One of the royal commission's main concerns is how lenders and brokers inquire about and verify borrowers' living expenses
Ensuring that lenders and brokers are practising due diligence to find out if a borrower can and will be able to afford a loan into the future is one of the royal commission’s focuses.
According to the interim report, “the fact that so many home loan applications proceed by the lender assuming that the borrower’s living expenses are equal to the HEM measure, not as the borrower declares them to be, can lead only to the conclusion that in many of those cases the broker has not taken any effective steps to inquire into, or verify, the expense information supplied by the borrower”.
The royal commission found that while the major banks “took some steps to verify the income of an applicant … the evidence also showed that much more often than not none of them took any step to verify the applicant’s outgoings”.

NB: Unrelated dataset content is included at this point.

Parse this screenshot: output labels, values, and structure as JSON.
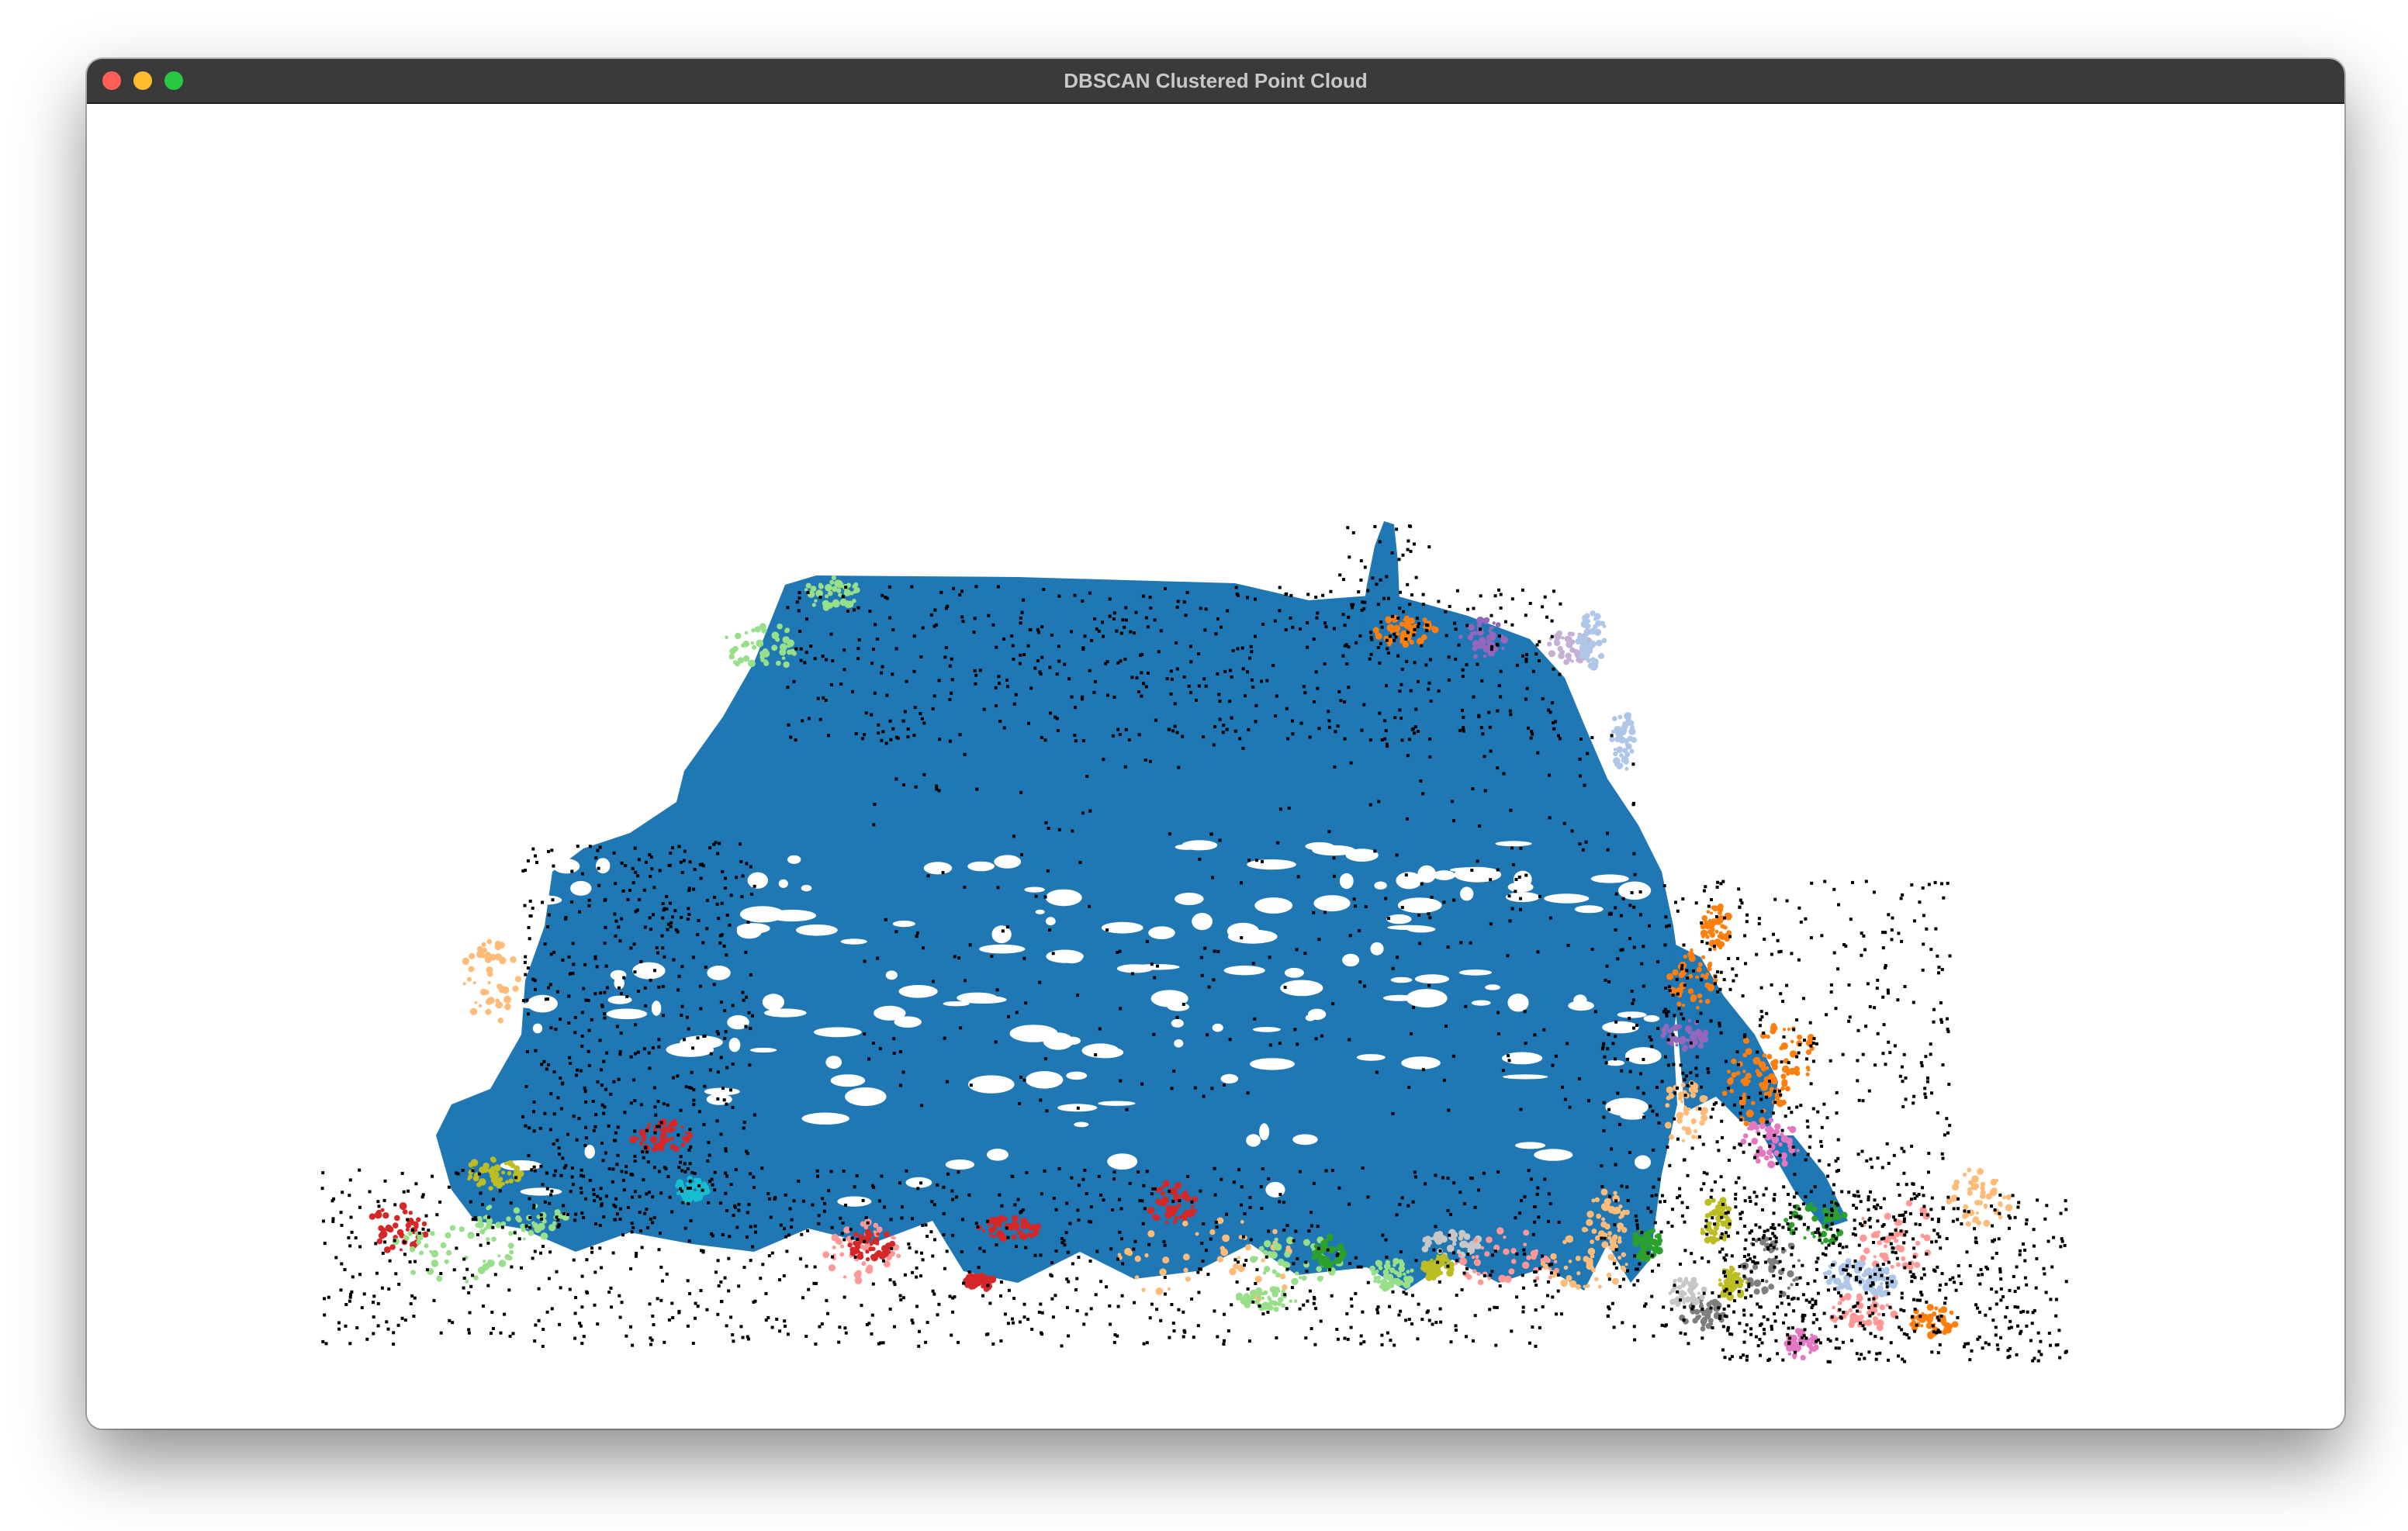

Home Loan Experts managing director Otto Dargan told MPA that there are several lessons the industry, government, and regulators can pick up from the report regarding checking living expenses, including how brokers can do it better. Here are his tips:
The first thing Dargan suggests brokers do is analyse their current method of investigating living expenses to see how they can create a better customer experience. In his anecdotal experience, customers often feel like it’s an invasion of privacy, so brokers need to get the balance right. However, in cases where a customer spends significantly more than necessary, a frank discussion is highly important to reduce his or her expenses or loan amount.
“So my question is, how, as an industry, can we fix this pain point for customers while making sure that we have a meaningful discussion with people living outside their means?” Dargan said.
- Complexity vs. risk
According to Dargan, the process of inquiring into and verifying living expenses is very complicated and time-consuming. Dargan suggests coming up with two strategies: one method for analysing living expenses that can be applied to higher-risk clients, such as those with significant credit card debt and who will be well above the HEM benchmark, and a second simplified method for the rest.

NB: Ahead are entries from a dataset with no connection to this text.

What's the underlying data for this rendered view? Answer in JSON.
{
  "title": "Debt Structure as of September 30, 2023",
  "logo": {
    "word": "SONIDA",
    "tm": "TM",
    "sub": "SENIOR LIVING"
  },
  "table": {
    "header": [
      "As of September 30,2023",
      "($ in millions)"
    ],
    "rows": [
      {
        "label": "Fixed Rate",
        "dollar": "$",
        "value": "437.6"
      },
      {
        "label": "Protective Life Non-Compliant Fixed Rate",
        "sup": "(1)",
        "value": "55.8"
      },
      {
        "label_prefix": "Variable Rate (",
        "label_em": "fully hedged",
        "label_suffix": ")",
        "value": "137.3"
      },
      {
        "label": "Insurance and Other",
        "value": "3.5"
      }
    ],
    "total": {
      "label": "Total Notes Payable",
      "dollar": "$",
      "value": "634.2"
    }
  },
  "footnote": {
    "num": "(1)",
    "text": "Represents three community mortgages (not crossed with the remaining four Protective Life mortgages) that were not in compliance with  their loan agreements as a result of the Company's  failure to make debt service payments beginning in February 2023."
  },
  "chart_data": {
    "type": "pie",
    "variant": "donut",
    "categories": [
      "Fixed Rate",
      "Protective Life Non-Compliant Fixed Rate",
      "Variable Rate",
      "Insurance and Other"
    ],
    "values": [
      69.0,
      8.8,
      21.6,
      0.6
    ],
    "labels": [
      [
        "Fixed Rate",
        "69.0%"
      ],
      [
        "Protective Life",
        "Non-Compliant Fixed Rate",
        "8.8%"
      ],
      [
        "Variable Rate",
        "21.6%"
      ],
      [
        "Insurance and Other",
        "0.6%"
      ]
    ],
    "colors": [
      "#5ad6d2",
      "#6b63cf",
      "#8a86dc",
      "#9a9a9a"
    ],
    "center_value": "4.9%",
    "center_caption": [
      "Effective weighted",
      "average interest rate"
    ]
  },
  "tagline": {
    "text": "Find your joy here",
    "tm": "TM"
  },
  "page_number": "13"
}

“As a manager it isn't enough to tell your staff what they must not do. You must also tell them what they should do instead,” Dargan said.
He believes the industry needs more regulatory guides like those created by ASIC, and the ability to engage the regulator if they have questions. And there are many unanswered questions around living expenses, he said.

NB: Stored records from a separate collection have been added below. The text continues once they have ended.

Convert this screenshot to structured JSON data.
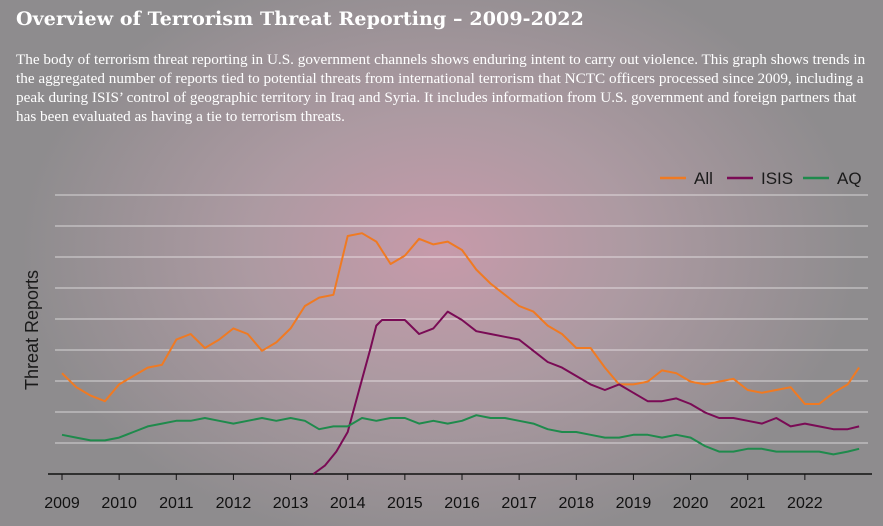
{
  "header": {
    "title": "Overview of Terrorism Threat Reporting – 2009-2022",
    "description": "The body of terrorism threat reporting in U.S. government channels shows enduring intent to carry out violence. This graph shows trends in the aggregated number of reports tied to potential threats from international terrorism that NCTC officers processed since 2009, including a peak during ISIS’ control of geographic territory in Iraq and Syria. It includes information from U.S. government and foreign partners that has been evaluated as having a tie to terrorism threats."
  },
  "colors": {
    "All": "#f07a22",
    "ISIS": "#7a0b55",
    "AQ": "#1f8a4c",
    "grid": "#ffffff",
    "axis": "#111111"
  },
  "chart_data": {
    "type": "line",
    "title": "Overview of Terrorism Threat Reporting – 2009-2022",
    "ylabel": "Threat Reports",
    "xlabel": "",
    "ylim": [
      0,
      10
    ],
    "y_tick_labels": "none",
    "x_tick_labels": [
      "2009",
      "2010",
      "2011",
      "2012",
      "2013",
      "2014",
      "2015",
      "2016",
      "2017",
      "2018",
      "2019",
      "2020",
      "2021",
      "2022"
    ],
    "grid": "horizontal",
    "legend": "top-right",
    "series": [
      {
        "name": "All",
        "x": [
          2009.0,
          2009.25,
          2009.5,
          2009.75,
          2010.0,
          2010.25,
          2010.5,
          2010.75,
          2011.0,
          2011.25,
          2011.5,
          2011.75,
          2012.0,
          2012.25,
          2012.5,
          2012.75,
          2013.0,
          2013.25,
          2013.5,
          2013.75,
          2014.0,
          2014.25,
          2014.5,
          2014.75,
          2015.0,
          2015.25,
          2015.5,
          2015.75,
          2016.0,
          2016.25,
          2016.5,
          2016.75,
          2017.0,
          2017.25,
          2017.5,
          2017.75,
          2018.0,
          2018.25,
          2018.5,
          2018.75,
          2019.0,
          2019.25,
          2019.5,
          2019.75,
          2020.0,
          2020.25,
          2020.5,
          2020.75,
          2021.0,
          2021.25,
          2021.5,
          2021.75,
          2022.0,
          2022.25,
          2022.5,
          2022.75,
          2022.95
        ],
        "values": [
          3.6,
          3.1,
          2.8,
          2.6,
          3.2,
          3.5,
          3.8,
          3.9,
          4.8,
          5.0,
          4.5,
          4.8,
          5.2,
          5.0,
          4.4,
          4.7,
          5.2,
          6.0,
          6.3,
          6.4,
          8.5,
          8.6,
          8.3,
          7.5,
          7.8,
          8.4,
          8.2,
          8.3,
          8.0,
          7.3,
          6.8,
          6.4,
          6.0,
          5.8,
          5.3,
          5.0,
          4.5,
          4.5,
          3.8,
          3.2,
          3.2,
          3.3,
          3.7,
          3.6,
          3.3,
          3.2,
          3.3,
          3.4,
          3.0,
          2.9,
          3.0,
          3.1,
          2.5,
          2.5,
          2.9,
          3.2,
          3.8
        ]
      },
      {
        "name": "ISIS",
        "x": [
          2013.4,
          2013.6,
          2013.8,
          2014.0,
          2014.2,
          2014.4,
          2014.5,
          2014.6,
          2014.75,
          2015.0,
          2015.25,
          2015.5,
          2015.75,
          2016.0,
          2016.25,
          2016.5,
          2016.75,
          2017.0,
          2017.25,
          2017.5,
          2017.75,
          2018.0,
          2018.25,
          2018.5,
          2018.75,
          2019.0,
          2019.25,
          2019.5,
          2019.75,
          2020.0,
          2020.25,
          2020.5,
          2020.75,
          2021.0,
          2021.25,
          2021.5,
          2021.75,
          2022.0,
          2022.25,
          2022.5,
          2022.75,
          2022.95
        ],
        "values": [
          0.0,
          0.3,
          0.8,
          1.5,
          3.0,
          4.5,
          5.3,
          5.5,
          5.5,
          5.5,
          5.0,
          5.2,
          5.8,
          5.5,
          5.1,
          5.0,
          4.9,
          4.8,
          4.4,
          4.0,
          3.8,
          3.5,
          3.2,
          3.0,
          3.2,
          2.9,
          2.6,
          2.6,
          2.7,
          2.5,
          2.2,
          2.0,
          2.0,
          1.9,
          1.8,
          2.0,
          1.7,
          1.8,
          1.7,
          1.6,
          1.6,
          1.7
        ]
      },
      {
        "name": "AQ",
        "x": [
          2009.0,
          2009.25,
          2009.5,
          2009.75,
          2010.0,
          2010.25,
          2010.5,
          2010.75,
          2011.0,
          2011.25,
          2011.5,
          2011.75,
          2012.0,
          2012.25,
          2012.5,
          2012.75,
          2013.0,
          2013.25,
          2013.5,
          2013.75,
          2014.0,
          2014.25,
          2014.5,
          2014.75,
          2015.0,
          2015.25,
          2015.5,
          2015.75,
          2016.0,
          2016.25,
          2016.5,
          2016.75,
          2017.0,
          2017.25,
          2017.5,
          2017.75,
          2018.0,
          2018.25,
          2018.5,
          2018.75,
          2019.0,
          2019.25,
          2019.5,
          2019.75,
          2020.0,
          2020.25,
          2020.5,
          2020.75,
          2021.0,
          2021.25,
          2021.5,
          2021.75,
          2022.0,
          2022.25,
          2022.5,
          2022.75,
          2022.95
        ],
        "values": [
          1.4,
          1.3,
          1.2,
          1.2,
          1.3,
          1.5,
          1.7,
          1.8,
          1.9,
          1.9,
          2.0,
          1.9,
          1.8,
          1.9,
          2.0,
          1.9,
          2.0,
          1.9,
          1.6,
          1.7,
          1.7,
          2.0,
          1.9,
          2.0,
          2.0,
          1.8,
          1.9,
          1.8,
          1.9,
          2.1,
          2.0,
          2.0,
          1.9,
          1.8,
          1.6,
          1.5,
          1.5,
          1.4,
          1.3,
          1.3,
          1.4,
          1.4,
          1.3,
          1.4,
          1.3,
          1.0,
          0.8,
          0.8,
          0.9,
          0.9,
          0.8,
          0.8,
          0.8,
          0.8,
          0.7,
          0.8,
          0.9
        ]
      }
    ]
  }
}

For example, if a customer has living expenses of $5,000 per month and his or her loan only services living expenses of $4,500 per month, what do brokers need to inquire about and verify to be able to show that the customer has reduced his or her expenses? Is a letter from the client sufficient? Should brokers wait three months to see a new bank statement?
The industry needs to reach an agreement with the ASIC on what is expected so there is a uniform standard of compliance that meets community expectations and protects borrowers, he said.
The issue of clarity is one Dargan believes extends beyond living expenses. “What is best practice for a Preliminary Assessment? If a customer is approaching retirement age then what is a responsible approach and what isn't? We need to be able to engage ASIC and reach an agreement on how things should be done,” Dargan said.